Gaza’s Government Media Office (GMO) said that only 36 aid trucks entered Gaza on Saturday, a figure drastically lower than the 600 truckloads the UN estimates are required daily to meet the needs of the population.
Most of those aid trucks were looted before their contents could be distributed, GMO added, accusing the Israeli occupation regime of engineering security chaos and starvation in Gaza.
“Famine is ravaging Gaza’s children amid shameful international silence,” GMO said in a statement on Sunday, calling for the “immediate opening of the crossings and the entry of sufficient quantities of aid and baby formula.”
On Sunday, Gaza’s health ministry said that six adult people died of malnutrition and starvation in the past 24 hours.
These new fatalities have brought the total number of deaths from malnutrition to 175, including 93 children, according to the health ministry.

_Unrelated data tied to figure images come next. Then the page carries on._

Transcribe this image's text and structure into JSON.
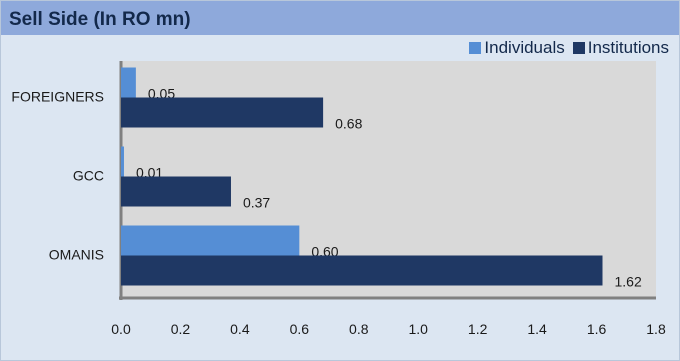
{
  "chart_data": {
    "type": "bar",
    "orientation": "horizontal",
    "title": "Sell Side (In RO mn)",
    "categories": [
      "FOREIGNERS",
      "GCC",
      "OMANIS"
    ],
    "series": [
      {
        "name": "Individuals",
        "values": [
          0.05,
          0.01,
          0.6
        ],
        "labels": [
          "0.05",
          "0.01",
          "0.60"
        ],
        "color": "#558ed5"
      },
      {
        "name": "Institutions",
        "values": [
          0.68,
          0.37,
          1.62
        ],
        "labels": [
          "0.68",
          "0.37",
          "1.62"
        ],
        "color": "#1f3864"
      }
    ],
    "xlim": [
      0,
      1.8
    ],
    "xticks": [
      "0.0",
      "0.2",
      "0.4",
      "0.6",
      "0.8",
      "1.0",
      "1.2",
      "1.4",
      "1.6",
      "1.8"
    ],
    "xlabel": "",
    "ylabel": "",
    "legend_position": "top-right",
    "grid": false,
    "plot_background": "#d9d9d9"
  }
}
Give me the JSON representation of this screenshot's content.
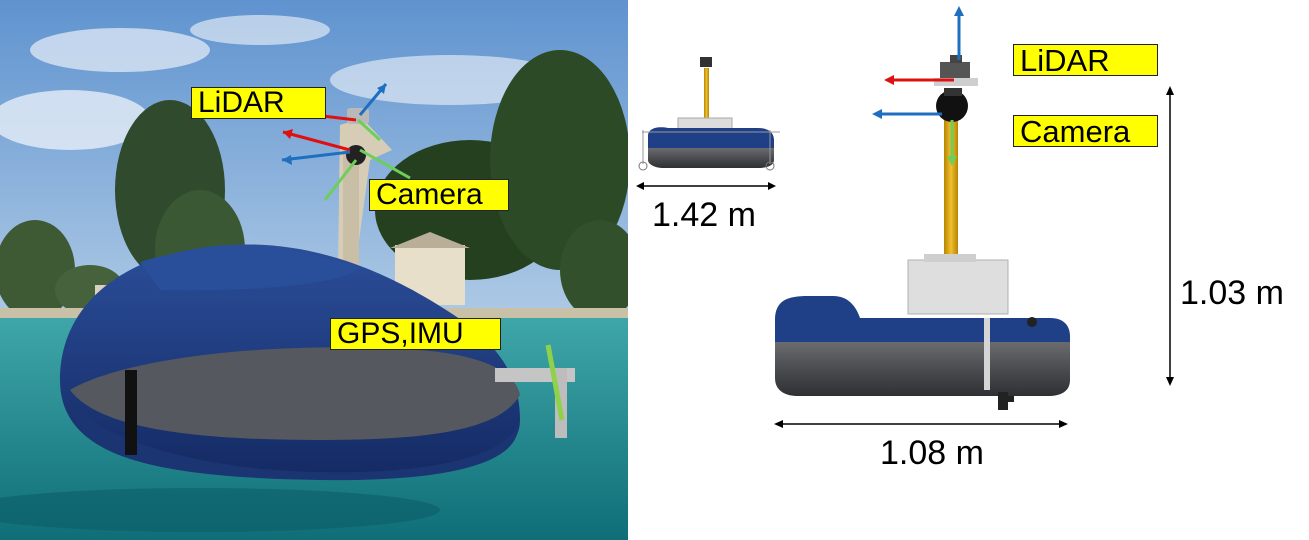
{
  "photo": {
    "labels": {
      "lidar": "LiDAR",
      "camera": "Camera",
      "gps_imu": "GPS,IMU"
    }
  },
  "diagram": {
    "labels": {
      "lidar": "LiDAR",
      "camera": "Camera"
    },
    "dimensions": {
      "small_width": "1.42 m",
      "width": "1.08 m",
      "height": "1.03 m"
    }
  },
  "colors": {
    "label_background": "#ffff00",
    "hull_blue": "#1f3f86",
    "hull_gray": "#4d4f55",
    "axis_red": "#e01010",
    "axis_blue": "#1f6fc0",
    "axis_green": "#6ccf5a",
    "mast_yellow": "#e0a800"
  }
}
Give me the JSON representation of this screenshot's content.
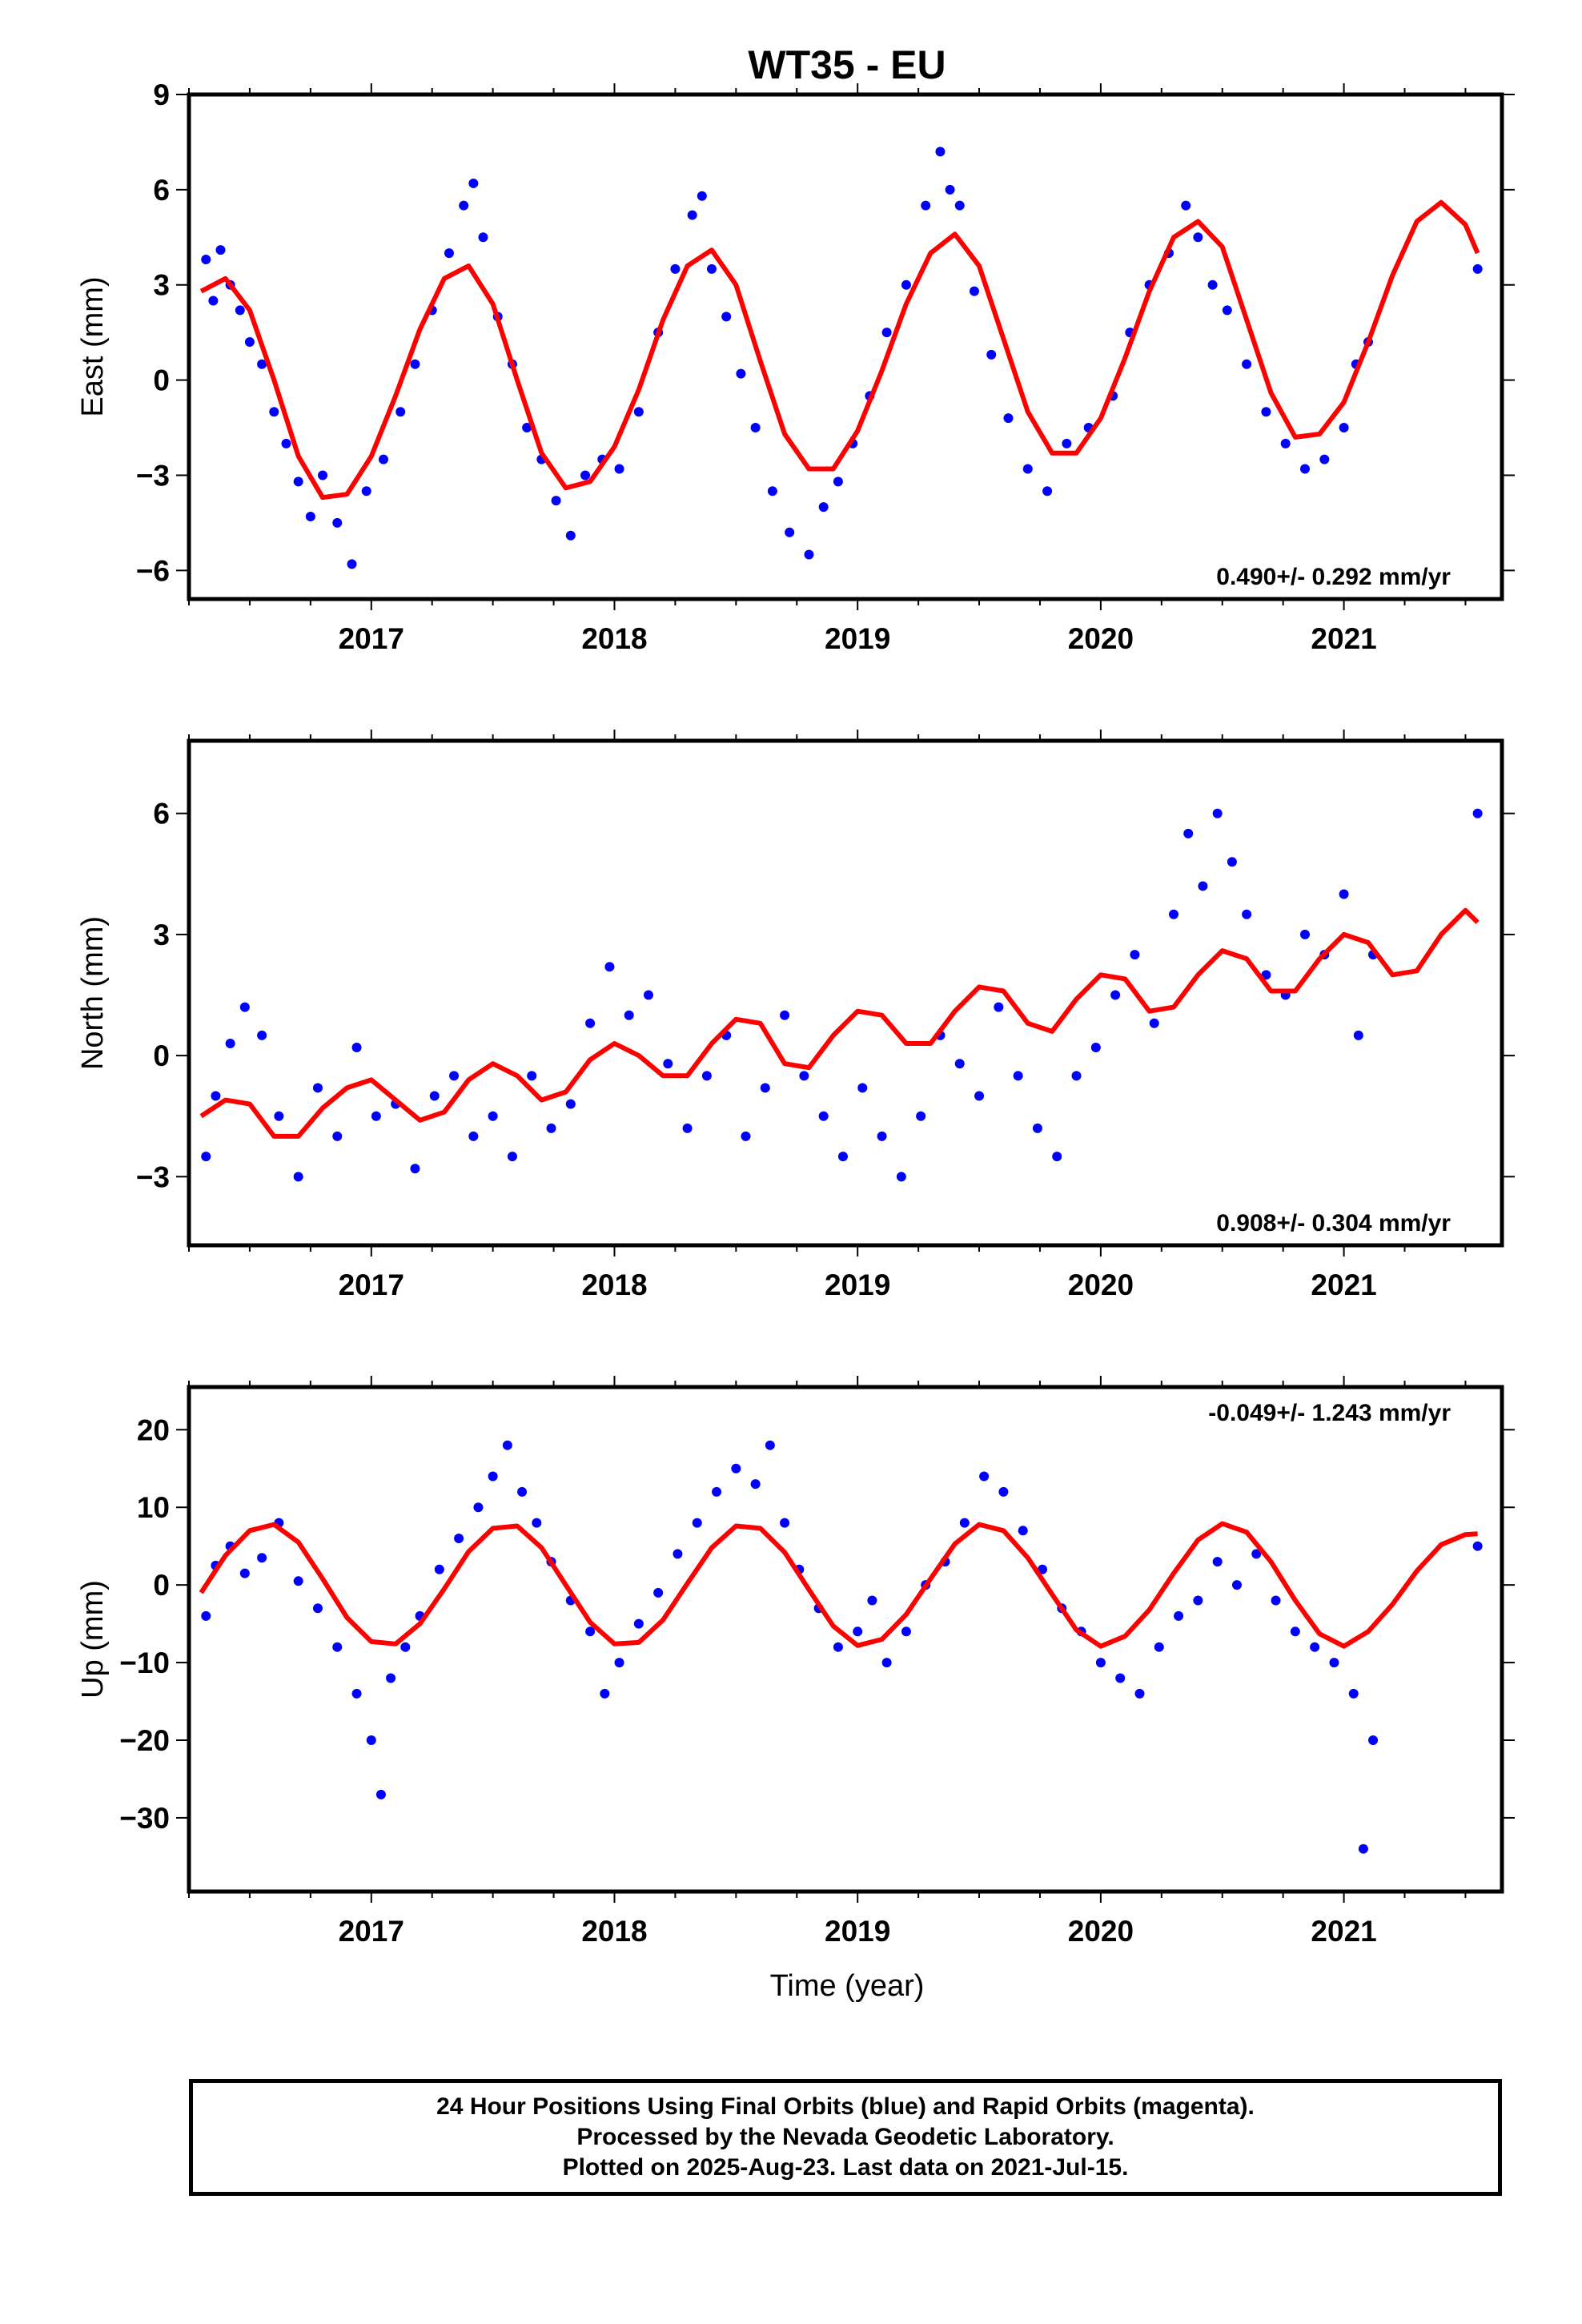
{
  "title": "WT35 - EU",
  "colors": {
    "points": "#0000ff",
    "fit": "#ff0000",
    "frame": "#000000"
  },
  "xaxis": {
    "label": "Time (year)",
    "range": [
      2016.25,
      2021.65
    ],
    "ticks": [
      2017,
      2018,
      2019,
      2020,
      2021
    ]
  },
  "chart_data": [
    {
      "type": "scatter",
      "component": "East",
      "ylabel": "East (mm)",
      "ylim": [
        -6.9,
        9.0
      ],
      "yticks": [
        -6,
        -3,
        0,
        3,
        6,
        9
      ],
      "ytick_labels": [
        "−6",
        "−3",
        "0",
        "3",
        "6",
        "9"
      ],
      "rate_label": "0.490+/- 0.292 mm/yr",
      "rate_position": "bottom-right",
      "series": [
        {
          "role": "fit",
          "x": [
            2016.3,
            2016.4,
            2016.5,
            2016.6,
            2016.7,
            2016.8,
            2016.9,
            2017.0,
            2017.1,
            2017.2,
            2017.3,
            2017.4,
            2017.5,
            2017.6,
            2017.7,
            2017.8,
            2017.9,
            2018.0,
            2018.1,
            2018.2,
            2018.3,
            2018.4,
            2018.5,
            2018.6,
            2018.7,
            2018.8,
            2018.9,
            2019.0,
            2019.1,
            2019.2,
            2019.3,
            2019.4,
            2019.5,
            2019.6,
            2019.7,
            2019.8,
            2019.9,
            2020.0,
            2020.1,
            2020.2,
            2020.3,
            2020.4,
            2020.5,
            2020.6,
            2020.7,
            2020.8,
            2020.9,
            2021.0,
            2021.1,
            2021.2,
            2021.3,
            2021.4,
            2021.5,
            2021.55
          ],
          "values": [
            2.8,
            3.2,
            2.2,
            0.0,
            -2.4,
            -3.7,
            -3.6,
            -2.4,
            -0.5,
            1.6,
            3.2,
            3.6,
            2.4,
            0.0,
            -2.3,
            -3.4,
            -3.2,
            -2.1,
            -0.3,
            1.9,
            3.6,
            4.1,
            3.0,
            0.6,
            -1.7,
            -2.8,
            -2.8,
            -1.6,
            0.3,
            2.4,
            4.0,
            4.6,
            3.6,
            1.3,
            -1.0,
            -2.3,
            -2.3,
            -1.2,
            0.7,
            2.8,
            4.5,
            5.0,
            4.2,
            1.9,
            -0.4,
            -1.8,
            -1.7,
            -0.7,
            1.2,
            3.3,
            5.0,
            5.6,
            4.9,
            4.0
          ]
        },
        {
          "role": "points",
          "x": [
            2016.32,
            2016.35,
            2016.38,
            2016.42,
            2016.46,
            2016.5,
            2016.55,
            2016.6,
            2016.65,
            2016.7,
            2016.75,
            2016.8,
            2016.86,
            2016.92,
            2016.98,
            2017.05,
            2017.12,
            2017.18,
            2017.25,
            2017.32,
            2017.38,
            2017.42,
            2017.46,
            2017.52,
            2017.58,
            2017.64,
            2017.7,
            2017.76,
            2017.82,
            2017.88,
            2017.95,
            2018.02,
            2018.1,
            2018.18,
            2018.25,
            2018.32,
            2018.36,
            2018.4,
            2018.46,
            2018.52,
            2018.58,
            2018.65,
            2018.72,
            2018.8,
            2018.86,
            2018.92,
            2018.98,
            2019.05,
            2019.12,
            2019.2,
            2019.28,
            2019.34,
            2019.38,
            2019.42,
            2019.48,
            2019.55,
            2019.62,
            2019.7,
            2019.78,
            2019.86,
            2019.95,
            2020.05,
            2020.12,
            2020.2,
            2020.28,
            2020.35,
            2020.4,
            2020.46,
            2020.52,
            2020.6,
            2020.68,
            2020.76,
            2020.84,
            2020.92,
            2021.0,
            2021.05,
            2021.1,
            2021.55
          ],
          "values": [
            3.8,
            2.5,
            4.1,
            3.0,
            2.2,
            1.2,
            0.5,
            -1.0,
            -2.0,
            -3.2,
            -4.3,
            -3.0,
            -4.5,
            -5.8,
            -3.5,
            -2.5,
            -1.0,
            0.5,
            2.2,
            4.0,
            5.5,
            6.2,
            4.5,
            2.0,
            0.5,
            -1.5,
            -2.5,
            -3.8,
            -4.9,
            -3.0,
            -2.5,
            -2.8,
            -1.0,
            1.5,
            3.5,
            5.2,
            5.8,
            3.5,
            2.0,
            0.2,
            -1.5,
            -3.5,
            -4.8,
            -5.5,
            -4.0,
            -3.2,
            -2.0,
            -0.5,
            1.5,
            3.0,
            5.5,
            7.2,
            6.0,
            5.5,
            2.8,
            0.8,
            -1.2,
            -2.8,
            -3.5,
            -2.0,
            -1.5,
            -0.5,
            1.5,
            3.0,
            4.0,
            5.5,
            4.5,
            3.0,
            2.2,
            0.5,
            -1.0,
            -2.0,
            -2.8,
            -2.5,
            -1.5,
            0.5,
            1.2,
            3.5
          ]
        }
      ]
    },
    {
      "type": "scatter",
      "component": "North",
      "ylabel": "North (mm)",
      "ylim": [
        -4.7,
        7.8
      ],
      "yticks": [
        -3,
        0,
        3,
        6
      ],
      "ytick_labels": [
        "−3",
        "0",
        "3",
        "6"
      ],
      "rate_label": "0.908+/- 0.304 mm/yr",
      "rate_position": "bottom-right",
      "series": [
        {
          "role": "fit",
          "x": [
            2016.3,
            2016.4,
            2016.5,
            2016.6,
            2016.7,
            2016.8,
            2016.9,
            2017.0,
            2017.1,
            2017.2,
            2017.3,
            2017.4,
            2017.5,
            2017.6,
            2017.7,
            2017.8,
            2017.9,
            2018.0,
            2018.1,
            2018.2,
            2018.3,
            2018.4,
            2018.5,
            2018.6,
            2018.7,
            2018.8,
            2018.9,
            2019.0,
            2019.1,
            2019.2,
            2019.3,
            2019.4,
            2019.5,
            2019.6,
            2019.7,
            2019.8,
            2019.9,
            2020.0,
            2020.1,
            2020.2,
            2020.3,
            2020.4,
            2020.5,
            2020.6,
            2020.7,
            2020.8,
            2020.9,
            2021.0,
            2021.1,
            2021.2,
            2021.3,
            2021.4,
            2021.5,
            2021.55
          ],
          "values": [
            -1.5,
            -1.1,
            -1.2,
            -2.0,
            -2.0,
            -1.3,
            -0.8,
            -0.6,
            -1.1,
            -1.6,
            -1.4,
            -0.6,
            -0.2,
            -0.5,
            -1.1,
            -0.9,
            -0.1,
            0.3,
            0.0,
            -0.5,
            -0.5,
            0.3,
            0.9,
            0.8,
            -0.2,
            -0.3,
            0.5,
            1.1,
            1.0,
            0.3,
            0.3,
            1.1,
            1.7,
            1.6,
            0.8,
            0.6,
            1.4,
            2.0,
            1.9,
            1.1,
            1.2,
            2.0,
            2.6,
            2.4,
            1.6,
            1.6,
            2.4,
            3.0,
            2.8,
            2.0,
            2.1,
            3.0,
            3.6,
            3.3
          ]
        },
        {
          "role": "points",
          "x": [
            2016.32,
            2016.36,
            2016.42,
            2016.48,
            2016.55,
            2016.62,
            2016.7,
            2016.78,
            2016.86,
            2016.94,
            2017.02,
            2017.1,
            2017.18,
            2017.26,
            2017.34,
            2017.42,
            2017.5,
            2017.58,
            2017.66,
            2017.74,
            2017.82,
            2017.9,
            2017.98,
            2018.06,
            2018.14,
            2018.22,
            2018.3,
            2018.38,
            2018.46,
            2018.54,
            2018.62,
            2018.7,
            2018.78,
            2018.86,
            2018.94,
            2019.02,
            2019.1,
            2019.18,
            2019.26,
            2019.34,
            2019.42,
            2019.5,
            2019.58,
            2019.66,
            2019.74,
            2019.82,
            2019.9,
            2019.98,
            2020.06,
            2020.14,
            2020.22,
            2020.3,
            2020.36,
            2020.42,
            2020.48,
            2020.54,
            2020.6,
            2020.68,
            2020.76,
            2020.84,
            2020.92,
            2021.0,
            2021.06,
            2021.12,
            2021.55
          ],
          "values": [
            -2.5,
            -1.0,
            0.3,
            1.2,
            0.5,
            -1.5,
            -3.0,
            -0.8,
            -2.0,
            0.2,
            -1.5,
            -1.2,
            -2.8,
            -1.0,
            -0.5,
            -2.0,
            -1.5,
            -2.5,
            -0.5,
            -1.8,
            -1.2,
            0.8,
            2.2,
            1.0,
            1.5,
            -0.2,
            -1.8,
            -0.5,
            0.5,
            -2.0,
            -0.8,
            1.0,
            -0.5,
            -1.5,
            -2.5,
            -0.8,
            -2.0,
            -3.0,
            -1.5,
            0.5,
            -0.2,
            -1.0,
            1.2,
            -0.5,
            -1.8,
            -2.5,
            -0.5,
            0.2,
            1.5,
            2.5,
            0.8,
            3.5,
            5.5,
            4.2,
            6.0,
            4.8,
            3.5,
            2.0,
            1.5,
            3.0,
            2.5,
            4.0,
            0.5,
            2.5,
            6.0
          ]
        }
      ]
    },
    {
      "type": "scatter",
      "component": "Up",
      "ylabel": "Up (mm)",
      "ylim": [
        -39.5,
        25.5
      ],
      "yticks": [
        -30,
        -20,
        -10,
        0,
        10,
        20
      ],
      "ytick_labels": [
        "−30",
        "−20",
        "−10",
        "0",
        "10",
        "20"
      ],
      "rate_label": "-0.049+/- 1.243 mm/yr",
      "rate_position": "top-right",
      "series": [
        {
          "role": "fit",
          "x": [
            2016.3,
            2016.4,
            2016.5,
            2016.6,
            2016.7,
            2016.8,
            2016.9,
            2017.0,
            2017.1,
            2017.2,
            2017.3,
            2017.4,
            2017.5,
            2017.6,
            2017.7,
            2017.8,
            2017.9,
            2018.0,
            2018.1,
            2018.2,
            2018.3,
            2018.4,
            2018.5,
            2018.6,
            2018.7,
            2018.8,
            2018.9,
            2019.0,
            2019.1,
            2019.2,
            2019.3,
            2019.4,
            2019.5,
            2019.6,
            2019.7,
            2019.8,
            2019.9,
            2020.0,
            2020.1,
            2020.2,
            2020.3,
            2020.4,
            2020.5,
            2020.6,
            2020.7,
            2020.8,
            2020.9,
            2021.0,
            2021.1,
            2021.2,
            2021.3,
            2021.4,
            2021.5,
            2021.55
          ],
          "values": [
            -1.0,
            3.8,
            7.0,
            7.8,
            5.5,
            0.8,
            -4.2,
            -7.3,
            -7.6,
            -5.0,
            -0.5,
            4.3,
            7.3,
            7.6,
            4.8,
            0.0,
            -4.8,
            -7.6,
            -7.4,
            -4.5,
            0.2,
            4.8,
            7.6,
            7.3,
            4.2,
            -0.6,
            -5.3,
            -7.8,
            -7.0,
            -3.8,
            0.8,
            5.3,
            7.8,
            7.0,
            3.5,
            -1.2,
            -5.8,
            -7.9,
            -6.6,
            -3.2,
            1.5,
            5.8,
            7.9,
            6.8,
            3.0,
            -2.0,
            -6.3,
            -7.9,
            -6.0,
            -2.5,
            1.8,
            5.2,
            6.5,
            6.6
          ]
        },
        {
          "role": "points",
          "x": [
            2016.32,
            2016.36,
            2016.42,
            2016.48,
            2016.55,
            2016.62,
            2016.7,
            2016.78,
            2016.86,
            2016.94,
            2017.0,
            2017.04,
            2017.08,
            2017.14,
            2017.2,
            2017.28,
            2017.36,
            2017.44,
            2017.5,
            2017.56,
            2017.62,
            2017.68,
            2017.74,
            2017.82,
            2017.9,
            2017.96,
            2018.02,
            2018.1,
            2018.18,
            2018.26,
            2018.34,
            2018.42,
            2018.5,
            2018.58,
            2018.64,
            2018.7,
            2018.76,
            2018.84,
            2018.92,
            2019.0,
            2019.06,
            2019.12,
            2019.2,
            2019.28,
            2019.36,
            2019.44,
            2019.52,
            2019.6,
            2019.68,
            2019.76,
            2019.84,
            2019.92,
            2020.0,
            2020.08,
            2020.16,
            2020.24,
            2020.32,
            2020.4,
            2020.48,
            2020.56,
            2020.64,
            2020.72,
            2020.8,
            2020.88,
            2020.96,
            2021.04,
            2021.08,
            2021.12,
            2021.55
          ],
          "values": [
            -4.0,
            2.5,
            5.0,
            1.5,
            3.5,
            8.0,
            0.5,
            -3.0,
            -8.0,
            -14.0,
            -20.0,
            -27.0,
            -12.0,
            -8.0,
            -4.0,
            2.0,
            6.0,
            10.0,
            14.0,
            18.0,
            12.0,
            8.0,
            3.0,
            -2.0,
            -6.0,
            -14.0,
            -10.0,
            -5.0,
            -1.0,
            4.0,
            8.0,
            12.0,
            15.0,
            13.0,
            18.0,
            8.0,
            2.0,
            -3.0,
            -8.0,
            -6.0,
            -2.0,
            -10.0,
            -6.0,
            0.0,
            3.0,
            8.0,
            14.0,
            12.0,
            7.0,
            2.0,
            -3.0,
            -6.0,
            -10.0,
            -12.0,
            -14.0,
            -8.0,
            -4.0,
            -2.0,
            3.0,
            0.0,
            4.0,
            -2.0,
            -6.0,
            -8.0,
            -10.0,
            -14.0,
            -34.0,
            -20.0,
            5.0
          ]
        }
      ]
    }
  ],
  "caption": {
    "line1": "24 Hour Positions Using Final Orbits (blue) and Rapid Orbits (magenta).",
    "line2": "Processed by the Nevada Geodetic Laboratory.",
    "line3": "Plotted on 2025-Aug-23. Last data on 2021-Jul-15."
  }
}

On Saturday, a 17-year-old Palestinian boy was among seven Palestinians who died from malnutrition within 24 hours in Gaza.
For its part, the UN Children’s Fund (UNICEF) has warned that the Gaza Strip is facing a grave risk of famine, with one in three people going days without food.
UNICEF also urged the international community to act swiftly as humanitarian conditions continue to deteriorate due to Israel’s genocidal war.
“Today, more than 320,000 young children are at risk of acute malnutrition,” Ted Chaiban, UNICEF’s deputy executive director for humanitarian action and supply operations, said in a statement on Friday following a recent trip to 1948 occupied Palestine, Gaza and the West Bank.
Chaiban said the malnutrition indicator in Gaza has “exceeded the famine threshold.”
“Today, I want to keep the focus on Gaza, because it’s in Gaza where the suffering is most acute and where children are dying at an unprecedented rate,” the UNICEF official said.
“We are at a crossroads, and the choices made now will determine whether tens of thousands of children live or die,” he added.